At a Pottawattamie County meeting, staff reported that the City of Crescent reduced its planned wastewater project to about $2.05 million, lowering its regional grant award to $496,000 and freeing roughly $481,261 in previously committed regional funds.

At a Pottawattamie County meeting, staff reported that the City of Crescent reduced its planned wastewater project from a multi-million-dollar design to a lower-cost system, cutting the estimated construction cost to about $2,050,000 and lowering the regional grant share.

County staff said the regional program (RPCAC) funds 24.2 percent of projects. Under the revised cost, Crescent's award from the regional grant program will be $496,000 and the change releases roughly $481,261 in previously committed regional funds that will be either reallocated or not used on the Crescent project. Staff explained the money was contractually committed to the city and will not be paid toward the Crescent work; instead those funds will remain available for other projects or returned to the program's funders.

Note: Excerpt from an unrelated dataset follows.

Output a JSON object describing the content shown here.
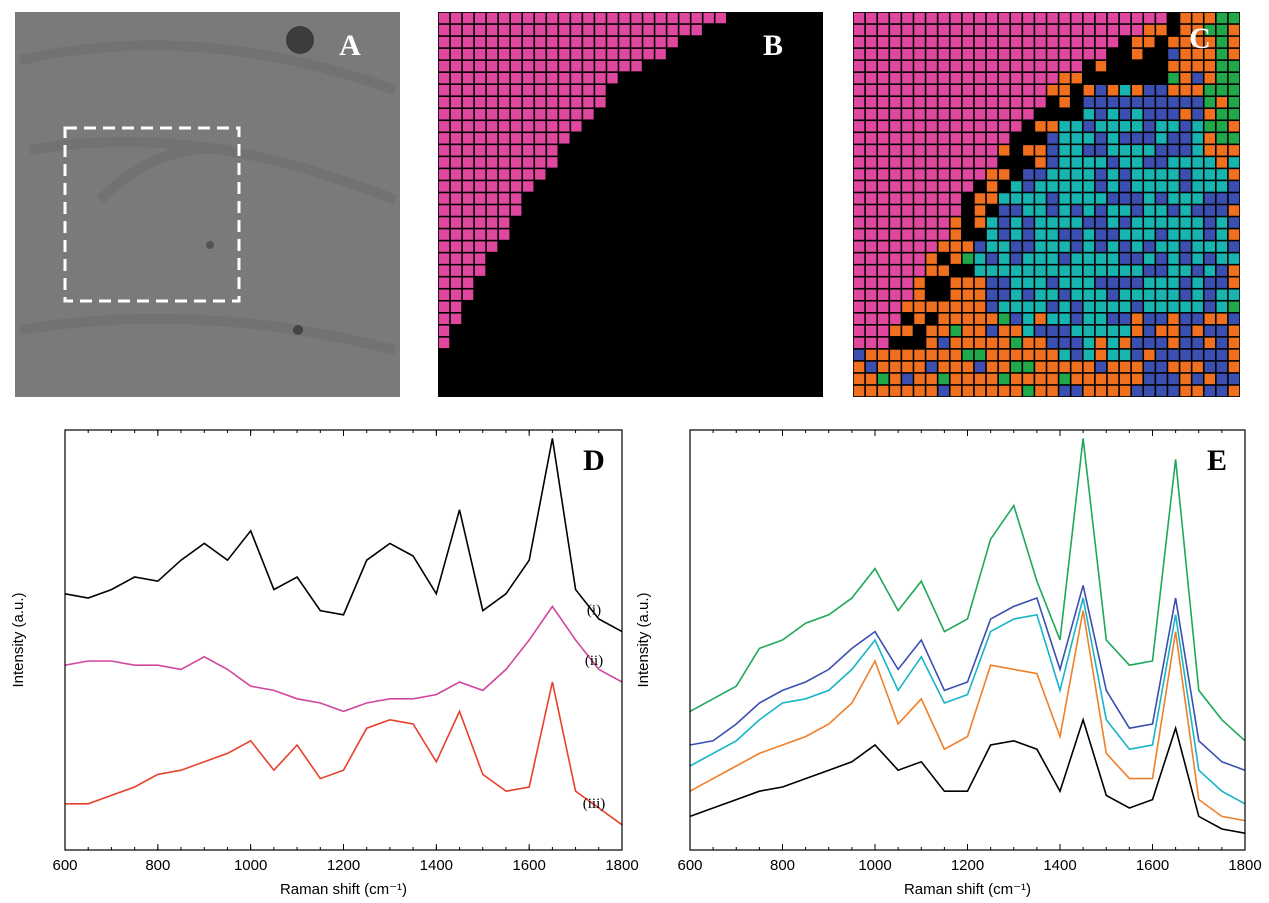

The presenter said the City of Crescent identified an alternative treatment system that had not previously been used in the United States and that the Iowa Department of Natural Resources (DNR) approved the facility plans after nearly a year of review. The county's packet notes the city selected Snyder and Associates as the engineer for the current design; the earlier consultant on the project had been McClure Engineering.

Staff also described how other towns in the regional program have seen cost changes. The Hancock project, for example, grew from an initial estimate cited in the packet to about $600,000, leaving the regional program funding only about 11.9 percent of that project. County staff said members of the regional committee could consider using some of the funds freed by Crescent's cost reduction to bring Hancock and other projects closer to the program's target 24.2 percent share.

Neither staff nor the board announced a formal vote in the meeting minutes provided. The presenter offered to provide detailed recalculations to committee members by email or at a follow-up RPCAC meeting so the executive and technical committees can decide how to allocate the newly available funds.

Implementation details that were not specified at the meeting include the exact split of returned funds between outside funders and the regional program and any formal motion or vote to reassign the dollars. Staff said the projects are contractually required to be wrapped up with final payments by September 2026, and the committee stated a preference to complete work and payments sooner if possible.